A trophic level is the POSITION an organism occupies in a food chain. Organisms are numbered upwards from level 1 (producers — plants and algae that photosynthesise), level 2 (primary consumers — herbivores), level 3 (secondary consumers — carnivores eating herbivores), and level 4 (tertiary consumers — carnivores eating other carnivores). Two organisms share a trophic level if they eat the same kind of food. The position numbers are about feeding role, not species — a cow and a caterpillar are both level 2 even though they're vastly different animals.
Why does only about 10% of biomass transfer between trophic levels?
When a consumer eats biomass from the level below, only a small slice ends up as new consumer tissue. Roughly half of the available biomass is never consumed at all (roots, bones, animals that die uneaten). Of what IS eaten, about 10% passes straight through and leaves as faeces because not all ingested material is absorbed by the gut. About 30% is used in respiration to release energy for movement, growth and keeping warm — that energy ultimately escapes as heat. Around 10% leaves in urine as water and urea. Only the remaining ~10% becomes new consumer biomass and is passed to the next level.
How do I calculate the efficiency of biomass transfer?
Use the formula: efficiency (%) = (biomass transferred ÷ biomass available) × 100. 'Biomass transferred' is the biomass present at the higher level; 'biomass available' is the biomass at the lower level. Worked example: if a field of grass has 2 000 kg of biomass and supports rabbits with 180 kg of biomass, efficiency = (180 ÷ 2 000) × 100 = 9%. Always show the formula, the substitution and the final % — examiners usually award a method mark even if you slip on the arithmetic.

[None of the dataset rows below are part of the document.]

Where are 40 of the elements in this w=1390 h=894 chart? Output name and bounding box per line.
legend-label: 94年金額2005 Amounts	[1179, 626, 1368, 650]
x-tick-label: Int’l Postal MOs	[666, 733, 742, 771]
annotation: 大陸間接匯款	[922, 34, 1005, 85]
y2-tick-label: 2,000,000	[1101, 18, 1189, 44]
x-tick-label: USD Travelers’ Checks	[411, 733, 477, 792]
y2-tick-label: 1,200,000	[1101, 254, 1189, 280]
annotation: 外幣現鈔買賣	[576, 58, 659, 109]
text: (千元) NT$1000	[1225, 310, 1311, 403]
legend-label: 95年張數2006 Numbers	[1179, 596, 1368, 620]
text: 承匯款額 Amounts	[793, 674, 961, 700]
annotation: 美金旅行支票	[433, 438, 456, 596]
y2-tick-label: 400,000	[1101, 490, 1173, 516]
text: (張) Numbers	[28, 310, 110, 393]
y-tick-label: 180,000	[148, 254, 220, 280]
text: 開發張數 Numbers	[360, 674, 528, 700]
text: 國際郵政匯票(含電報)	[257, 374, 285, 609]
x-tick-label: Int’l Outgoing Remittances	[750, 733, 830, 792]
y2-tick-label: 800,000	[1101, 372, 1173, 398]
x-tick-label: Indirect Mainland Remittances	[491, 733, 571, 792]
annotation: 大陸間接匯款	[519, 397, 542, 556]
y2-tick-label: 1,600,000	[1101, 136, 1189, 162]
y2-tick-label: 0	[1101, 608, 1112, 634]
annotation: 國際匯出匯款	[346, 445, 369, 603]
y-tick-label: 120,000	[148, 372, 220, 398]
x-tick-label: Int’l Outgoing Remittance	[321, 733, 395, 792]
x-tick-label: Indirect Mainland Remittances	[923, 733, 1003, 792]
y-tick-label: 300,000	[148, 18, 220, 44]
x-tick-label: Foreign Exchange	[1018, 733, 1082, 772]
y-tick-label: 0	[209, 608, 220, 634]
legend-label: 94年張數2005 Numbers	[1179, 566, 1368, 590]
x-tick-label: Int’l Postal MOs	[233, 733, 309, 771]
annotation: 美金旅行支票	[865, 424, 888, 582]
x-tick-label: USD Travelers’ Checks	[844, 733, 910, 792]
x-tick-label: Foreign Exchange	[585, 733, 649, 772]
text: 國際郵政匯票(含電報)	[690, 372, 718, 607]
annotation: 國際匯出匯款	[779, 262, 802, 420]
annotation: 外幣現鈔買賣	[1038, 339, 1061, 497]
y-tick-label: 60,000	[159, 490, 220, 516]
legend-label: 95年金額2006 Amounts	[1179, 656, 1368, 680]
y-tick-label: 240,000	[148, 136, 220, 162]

Are apex predators the same as tertiary consumers?
Not always. Tertiary consumer is a NUMBERED trophic level (level 4) — a carnivore that eats other carnivores. Apex predator is a job description — a carnivore at the top of its food chain with no natural predators. They often coincide (eagles are both tertiary consumers and apex predators in many chains) but a top secondary consumer can also be an apex predator if nothing eats it, and level-4 animals can have predators in some food webs. Read the question carefully.
Where do decomposers fit on a pyramid of biomass?
They don't sit on the numbered pyramid at all. Decomposers — bacteria and fungi — feed on dead organic matter and waste from EVERY level: dead producers, dead consumers, faeces, urine. Examiners sometimes draw them beside the pyramid with arrows pointing in from each level. Their job is to break dead material down by secreting enzymes onto it; small soluble molecules diffuse into the decomposer. As they respire they release CO₂ back to the atmosphere, and they return mineral ions like nitrates and phosphates to the soil — so producers can carry on growing.
Why are food chains so short in nature?
Because biomass shrinks so fast. With ~10% transfer per level, 10 000 kg of producer biomass becomes 1 000 kg of primary consumer biomass, then 100 kg of secondary, then 10 kg of tertiary. At a hypothetical level 5 there would be just 1 kg — not enough to sustain a population of large carnivores. So food chains very rarely exceed four trophic levels in the wild. When they do, the top animals tend to be small or rare and to roam over huge home ranges to gather enough food.